Furthemore, CPUs are not a huge deal with video games. Aside from horribly optimized games like ArmA 3, even the most demanding PC game only really utilizes a fraction of the CPU. Increasing the multi-threading with physical cores reduces a lot of the wait time a CPU endures during running a game.
The Xbox One and PS4 are not PCs despite their very similar architecture. The entirety of a console is built around gaming and making sure a game has all of the direct access to the hardware it can spare to increase the efficiency of the hardware by quite a bit. Raw power doesn't tell the whole story. It would be nice to have more power of course, but I also don't want to be spending $600+ on a game console. They built the consoles to be as powerful and feature filled as they can be within a reasonable price range.
I would love to see you grab those $300 prebuilts, slap some cheap GPU into it, keep the price under $399, and be able to perform the same as an Xbox One or a PS4. You just won't.
It's all pointless. If you pay $399, you'll get $399 worth of power and features. The PS4 and Xbox One pack quite a few features for a pretty low price. Tablets that do less can cost $200 more and people eat those up. If you want to ignore value and look right at benchmarks then yes, the PS4/Xbox One are relatively weak. If you want to come back to the real world where benchmarks are meaningless to the market that buys consoles, then you may start looking at the consoles like they are supposed to be viewed, as cheap gaming machines.
I can understand that the ps4's cpu is a better cpu for gaming due to it's architecture but you're forgetting the ps3 was released 7 years before the ps4. And the spe's in the cpu of the ps3 were there to give the system more longetivity.The gpu in the ps3 may be a piece of crap now, it was top of the line hardware back in the day (in it's r&d and manufacturing phase anyway, they couldn't have known nvidia was so nice to just double gpu performance when they released the ps3)
And a better cpu in the ps4 may not make that much difference but no one can predict the future , a stronger cpu could come in handy but that's not actually the point here.

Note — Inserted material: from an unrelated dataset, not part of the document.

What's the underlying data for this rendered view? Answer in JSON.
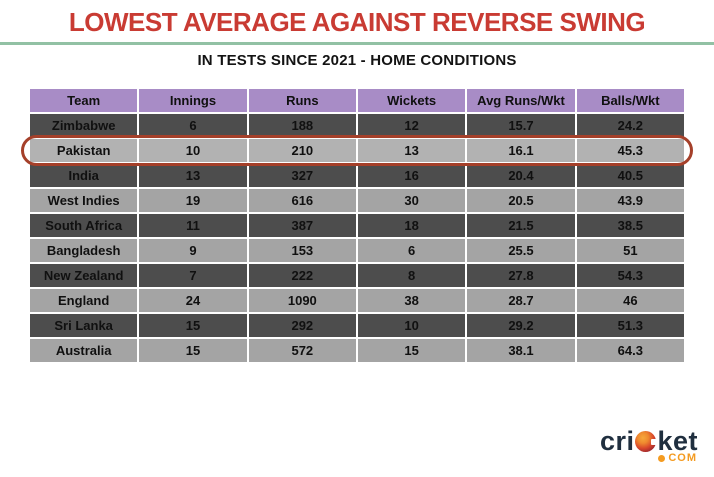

The ps4 should have had a stronger gpu and therefore a stronger cpu to support it. After all, the gpu in the ps4 is only as strong as gpu's released 4,5 years ago. Also, don't forget you're only paying 400$, but you have to pay a monthly fee to pay online too.
And no I cannot build a pc with the same gaming performance for 400$ , but i can do it for 500$. This is a shame i can do it for 500$ because for 500$ you have a general purpose system. It can do a lot more than gaming, it's upgradeable, you don't have to pay a monthly fee to play online, not to mention the new consoles just got released. Next year I can even build a system for 500$ that just whips the ps4.
Don't forget that a lot of people already have a pc for other purposes and since the ps4's cpu matches a 250$ cpu from 2009, I'm sure i can upgrade their system for 250$ that just runs circles around the ps4.
I wouldn't say consoles are cheap gaming machines I think it's more than that : easy access, a platform for exclusives, a special kind of community, couch gaming, etc.. It wouldn't even have bothered me that the consoles were so weak at this time if it wasn't for the standard they've set last gen for games and devs. I fear that innovation will take a standstill again just like it did last gen because the console market has become the biggest market when it comes to games I like to play. I can only hope that the pc and/or steam machine become more succesfull and/or nintendo releases a true next gen console.